I received a question to one of my previous blogs on the 4 mental health states based on Dr Kutcher’s pyramid model and although I replied briefly, I promised that I would use the topic as a blog post. So, here it is…

The language we use matters

In our daily lives we often use expressions such as ‘I am feeling anxious’ or ‘I am feeling depressed’ or ‘feeling down’ in response to a challenging event. We also use words such as ‘he is mental’. This has a big impact on how we conceive mental health and mental disorders.

If we use the expression ‘anxiety’ as meaning ‘anxiety disorder’ or ‘depressed’ as meaning ‘clinical depression’ or ‘stress’ as meaning ‘chronic stress’, we create semantic confusion between a normal response to an external stressor and a mental disorder.

When young people are using the language, they are now confusing: ‘I am feeling upset because my grandmother died or I failed my exam with severe clinical depression’. Experts explain that in doing so we pathologize normal stress responses and regard or treat them as psychologically abnormal.

The different forms of anxiety

There is a difference between the ‘normal’ anxiety people experience in response to everyday life. Anxiety is part of life in our modern society. I can think of many situations in life where it is judicious and appropriate to react with some anxiety. For example being worried about failure or losing something is normal.

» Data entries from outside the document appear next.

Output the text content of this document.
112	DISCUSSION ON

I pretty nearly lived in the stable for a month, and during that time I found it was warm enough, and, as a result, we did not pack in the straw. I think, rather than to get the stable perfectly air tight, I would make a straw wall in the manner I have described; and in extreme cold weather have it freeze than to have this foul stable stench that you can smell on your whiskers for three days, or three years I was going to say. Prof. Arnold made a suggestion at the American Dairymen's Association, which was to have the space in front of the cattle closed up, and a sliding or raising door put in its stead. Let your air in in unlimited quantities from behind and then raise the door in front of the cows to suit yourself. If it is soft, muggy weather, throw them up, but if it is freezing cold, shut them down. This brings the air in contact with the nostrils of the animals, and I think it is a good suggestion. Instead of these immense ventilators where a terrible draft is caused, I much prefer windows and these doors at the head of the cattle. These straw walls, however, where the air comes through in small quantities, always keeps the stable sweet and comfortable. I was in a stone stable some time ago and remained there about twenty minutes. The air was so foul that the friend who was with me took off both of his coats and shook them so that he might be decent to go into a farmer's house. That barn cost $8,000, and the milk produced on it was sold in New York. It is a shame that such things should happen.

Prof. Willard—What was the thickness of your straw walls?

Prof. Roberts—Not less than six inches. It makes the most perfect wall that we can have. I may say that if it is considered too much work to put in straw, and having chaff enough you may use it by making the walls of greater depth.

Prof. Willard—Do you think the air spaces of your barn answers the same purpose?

However, there is a distinction between ‘normal anxiety’ and ‘anxiety disorders’ which can be more intense (such as panic attacks), will last longer (a feeling that lasts for several months or even longer instead of going away after a stressful situation has come and gone) and which may lead to phobias which then start having an impact in your life.

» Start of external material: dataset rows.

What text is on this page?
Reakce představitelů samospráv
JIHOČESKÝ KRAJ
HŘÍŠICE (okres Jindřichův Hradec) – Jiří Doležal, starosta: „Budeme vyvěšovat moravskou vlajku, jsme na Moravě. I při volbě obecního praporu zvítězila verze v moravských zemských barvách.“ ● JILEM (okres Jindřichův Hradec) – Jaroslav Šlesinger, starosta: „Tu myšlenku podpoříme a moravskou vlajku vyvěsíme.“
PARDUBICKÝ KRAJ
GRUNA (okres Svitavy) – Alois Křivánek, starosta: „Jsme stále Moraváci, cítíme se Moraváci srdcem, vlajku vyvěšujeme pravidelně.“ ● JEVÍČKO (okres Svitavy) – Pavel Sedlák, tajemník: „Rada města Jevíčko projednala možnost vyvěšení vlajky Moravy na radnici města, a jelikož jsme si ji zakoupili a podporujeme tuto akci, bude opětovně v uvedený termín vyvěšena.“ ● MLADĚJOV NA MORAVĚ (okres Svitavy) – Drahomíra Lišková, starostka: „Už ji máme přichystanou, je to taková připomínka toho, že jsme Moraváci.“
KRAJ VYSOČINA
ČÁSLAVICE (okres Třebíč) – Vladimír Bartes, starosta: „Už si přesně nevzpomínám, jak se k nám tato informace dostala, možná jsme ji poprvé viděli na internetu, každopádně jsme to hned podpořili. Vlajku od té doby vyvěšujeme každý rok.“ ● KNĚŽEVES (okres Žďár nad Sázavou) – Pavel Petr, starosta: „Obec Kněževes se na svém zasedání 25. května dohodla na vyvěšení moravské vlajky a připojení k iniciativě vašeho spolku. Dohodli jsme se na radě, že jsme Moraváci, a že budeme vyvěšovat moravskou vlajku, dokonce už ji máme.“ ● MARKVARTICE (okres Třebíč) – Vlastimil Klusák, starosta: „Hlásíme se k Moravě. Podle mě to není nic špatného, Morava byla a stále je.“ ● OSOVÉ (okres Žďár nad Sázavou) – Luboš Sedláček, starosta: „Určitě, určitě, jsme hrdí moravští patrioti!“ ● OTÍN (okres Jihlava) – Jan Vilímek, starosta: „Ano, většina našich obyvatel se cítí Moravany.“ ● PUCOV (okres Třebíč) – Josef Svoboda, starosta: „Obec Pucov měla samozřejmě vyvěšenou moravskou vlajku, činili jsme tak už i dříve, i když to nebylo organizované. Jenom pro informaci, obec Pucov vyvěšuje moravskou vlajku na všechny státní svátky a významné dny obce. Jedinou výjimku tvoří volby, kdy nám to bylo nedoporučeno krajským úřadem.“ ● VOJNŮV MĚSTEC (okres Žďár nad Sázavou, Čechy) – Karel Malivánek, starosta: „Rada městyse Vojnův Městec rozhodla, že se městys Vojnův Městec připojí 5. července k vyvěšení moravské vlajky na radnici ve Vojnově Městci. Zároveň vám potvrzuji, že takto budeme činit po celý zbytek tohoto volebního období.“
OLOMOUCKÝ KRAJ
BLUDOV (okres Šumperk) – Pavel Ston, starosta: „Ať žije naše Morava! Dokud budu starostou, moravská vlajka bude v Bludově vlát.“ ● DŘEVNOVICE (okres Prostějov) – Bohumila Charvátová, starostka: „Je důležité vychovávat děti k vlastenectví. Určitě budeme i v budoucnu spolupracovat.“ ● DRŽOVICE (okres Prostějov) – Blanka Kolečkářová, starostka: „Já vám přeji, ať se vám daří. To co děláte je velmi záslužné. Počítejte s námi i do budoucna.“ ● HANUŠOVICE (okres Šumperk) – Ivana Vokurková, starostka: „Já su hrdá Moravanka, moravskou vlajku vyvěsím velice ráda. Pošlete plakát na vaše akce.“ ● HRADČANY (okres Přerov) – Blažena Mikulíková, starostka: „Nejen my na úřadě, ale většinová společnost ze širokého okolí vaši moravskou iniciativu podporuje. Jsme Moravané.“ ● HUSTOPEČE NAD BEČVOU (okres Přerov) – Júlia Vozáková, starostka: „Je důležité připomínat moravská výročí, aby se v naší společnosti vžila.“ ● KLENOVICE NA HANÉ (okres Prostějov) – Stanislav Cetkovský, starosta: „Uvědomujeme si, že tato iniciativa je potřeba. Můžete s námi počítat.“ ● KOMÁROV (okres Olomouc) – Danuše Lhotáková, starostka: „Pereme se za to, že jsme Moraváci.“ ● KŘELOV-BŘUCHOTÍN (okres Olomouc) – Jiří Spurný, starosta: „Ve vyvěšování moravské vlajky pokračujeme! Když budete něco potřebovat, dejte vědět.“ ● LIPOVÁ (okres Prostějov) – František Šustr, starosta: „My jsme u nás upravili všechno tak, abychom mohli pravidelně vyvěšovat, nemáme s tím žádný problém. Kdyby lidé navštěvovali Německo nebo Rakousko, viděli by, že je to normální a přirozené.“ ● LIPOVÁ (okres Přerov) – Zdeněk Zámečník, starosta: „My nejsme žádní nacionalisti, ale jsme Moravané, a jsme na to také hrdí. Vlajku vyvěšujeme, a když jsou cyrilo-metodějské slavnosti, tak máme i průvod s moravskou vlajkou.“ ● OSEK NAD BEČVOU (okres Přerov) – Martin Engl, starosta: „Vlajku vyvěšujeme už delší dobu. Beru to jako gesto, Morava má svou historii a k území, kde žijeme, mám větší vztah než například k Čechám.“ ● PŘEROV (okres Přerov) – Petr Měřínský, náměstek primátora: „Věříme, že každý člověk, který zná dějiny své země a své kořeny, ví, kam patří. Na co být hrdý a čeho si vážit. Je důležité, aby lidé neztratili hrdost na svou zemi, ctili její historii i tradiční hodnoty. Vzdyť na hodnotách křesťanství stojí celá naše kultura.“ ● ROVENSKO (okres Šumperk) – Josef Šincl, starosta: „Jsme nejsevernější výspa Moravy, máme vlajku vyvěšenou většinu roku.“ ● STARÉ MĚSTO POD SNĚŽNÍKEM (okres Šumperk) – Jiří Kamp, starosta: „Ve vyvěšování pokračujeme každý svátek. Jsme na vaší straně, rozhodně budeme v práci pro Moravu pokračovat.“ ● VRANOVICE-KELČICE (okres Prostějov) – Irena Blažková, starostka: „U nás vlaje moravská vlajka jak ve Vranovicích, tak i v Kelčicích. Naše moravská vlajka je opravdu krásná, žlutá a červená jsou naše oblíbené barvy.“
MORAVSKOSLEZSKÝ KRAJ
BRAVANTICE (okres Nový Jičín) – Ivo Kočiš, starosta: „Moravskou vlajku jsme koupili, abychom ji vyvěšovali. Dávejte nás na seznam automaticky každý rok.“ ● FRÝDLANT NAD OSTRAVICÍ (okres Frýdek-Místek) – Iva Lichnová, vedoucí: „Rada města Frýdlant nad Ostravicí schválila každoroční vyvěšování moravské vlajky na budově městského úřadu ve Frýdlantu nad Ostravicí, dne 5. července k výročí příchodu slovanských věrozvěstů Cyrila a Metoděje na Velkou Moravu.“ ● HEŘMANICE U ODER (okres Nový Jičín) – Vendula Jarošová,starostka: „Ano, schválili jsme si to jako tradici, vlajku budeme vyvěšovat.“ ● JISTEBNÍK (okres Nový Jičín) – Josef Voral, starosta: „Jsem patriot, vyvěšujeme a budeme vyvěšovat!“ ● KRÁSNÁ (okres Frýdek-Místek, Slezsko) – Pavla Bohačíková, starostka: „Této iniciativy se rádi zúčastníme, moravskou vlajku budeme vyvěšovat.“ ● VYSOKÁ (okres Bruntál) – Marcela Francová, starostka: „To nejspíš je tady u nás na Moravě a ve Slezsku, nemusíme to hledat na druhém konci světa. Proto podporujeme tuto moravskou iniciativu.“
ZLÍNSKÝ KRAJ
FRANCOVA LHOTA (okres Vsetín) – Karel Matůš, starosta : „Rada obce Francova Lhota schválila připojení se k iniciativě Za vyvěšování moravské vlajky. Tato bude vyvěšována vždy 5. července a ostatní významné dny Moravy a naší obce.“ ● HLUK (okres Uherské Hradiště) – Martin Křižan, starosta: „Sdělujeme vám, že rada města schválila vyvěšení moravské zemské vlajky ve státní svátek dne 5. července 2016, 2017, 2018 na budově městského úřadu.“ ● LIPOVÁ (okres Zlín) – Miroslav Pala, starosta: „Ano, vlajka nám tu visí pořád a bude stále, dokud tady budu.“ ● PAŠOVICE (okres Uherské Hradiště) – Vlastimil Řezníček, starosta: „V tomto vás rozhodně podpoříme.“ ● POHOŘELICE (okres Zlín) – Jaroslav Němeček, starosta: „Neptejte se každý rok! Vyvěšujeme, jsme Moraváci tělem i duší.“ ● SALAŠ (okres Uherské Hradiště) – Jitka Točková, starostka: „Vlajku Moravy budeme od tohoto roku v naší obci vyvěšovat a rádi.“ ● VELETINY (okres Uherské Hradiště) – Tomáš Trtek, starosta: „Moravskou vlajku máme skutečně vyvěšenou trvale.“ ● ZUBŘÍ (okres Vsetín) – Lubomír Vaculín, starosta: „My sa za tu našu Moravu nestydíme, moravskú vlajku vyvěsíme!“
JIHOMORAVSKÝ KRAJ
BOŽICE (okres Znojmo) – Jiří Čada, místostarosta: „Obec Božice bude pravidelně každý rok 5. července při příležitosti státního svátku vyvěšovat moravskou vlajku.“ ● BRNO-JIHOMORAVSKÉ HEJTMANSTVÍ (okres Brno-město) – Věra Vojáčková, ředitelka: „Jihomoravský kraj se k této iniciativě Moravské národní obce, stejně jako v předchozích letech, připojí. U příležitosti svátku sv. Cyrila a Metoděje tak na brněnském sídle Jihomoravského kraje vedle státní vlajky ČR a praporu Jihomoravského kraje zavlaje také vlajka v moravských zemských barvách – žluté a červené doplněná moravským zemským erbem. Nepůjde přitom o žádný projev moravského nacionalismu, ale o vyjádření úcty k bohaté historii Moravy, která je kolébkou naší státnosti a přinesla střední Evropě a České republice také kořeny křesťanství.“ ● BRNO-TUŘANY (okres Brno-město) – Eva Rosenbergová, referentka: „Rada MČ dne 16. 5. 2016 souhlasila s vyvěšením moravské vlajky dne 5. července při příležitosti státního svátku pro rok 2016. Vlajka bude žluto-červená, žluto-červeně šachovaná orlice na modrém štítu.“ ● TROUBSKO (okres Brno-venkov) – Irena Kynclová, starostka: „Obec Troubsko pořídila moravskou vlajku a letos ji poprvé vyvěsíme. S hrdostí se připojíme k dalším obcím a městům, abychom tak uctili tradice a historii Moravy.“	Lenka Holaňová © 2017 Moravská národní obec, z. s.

Anxiety can appear in different forms and at different levels of anxiety. It may express itself as an uneasiness all the way to a panic attack and some variants in between where we might  for example develop disproportionate apprehensions about driving on the motorway which then turns into a phobia when we avoid the situation and refuse to drive on motorways anymore.

What can be done to help?

As mentioned in a previous post, mental health literacy is the key (for everyone). Students also need life skills to bridge the gap when they transition from primary to secondary school and then from secondary school to higher education.

Instead of teaching to decrease the stress response, we need to teach everyone to focus on finding solutions to their problem. We need to teach that when we feel a ‘normal’ stress response, it is not ‘stress’ which really means ‘chronic stress’.  Every negative emotion or state is not a trigger for a pathology. And equally, denial of needed treatment for a mental disorder by labelling the difficulties being experienced as a problem and thus not requiring mental health care when it does.

We need to teach and encourage to solve problems using methods which are positive and lead to good outcomes.

One of the most effective ways to reduce our stress response is to seek out help and support from other people. When we gain a deep understanding of mental health, it leads to comprehension and a sympathetic awareness or tolerance (as defined by the Oxford Dictionary) – Understanding of mental health and mental health states (which include mental health disorder and illness) is vital and so is being outward focused so that we can start improving the quality of our social relationships.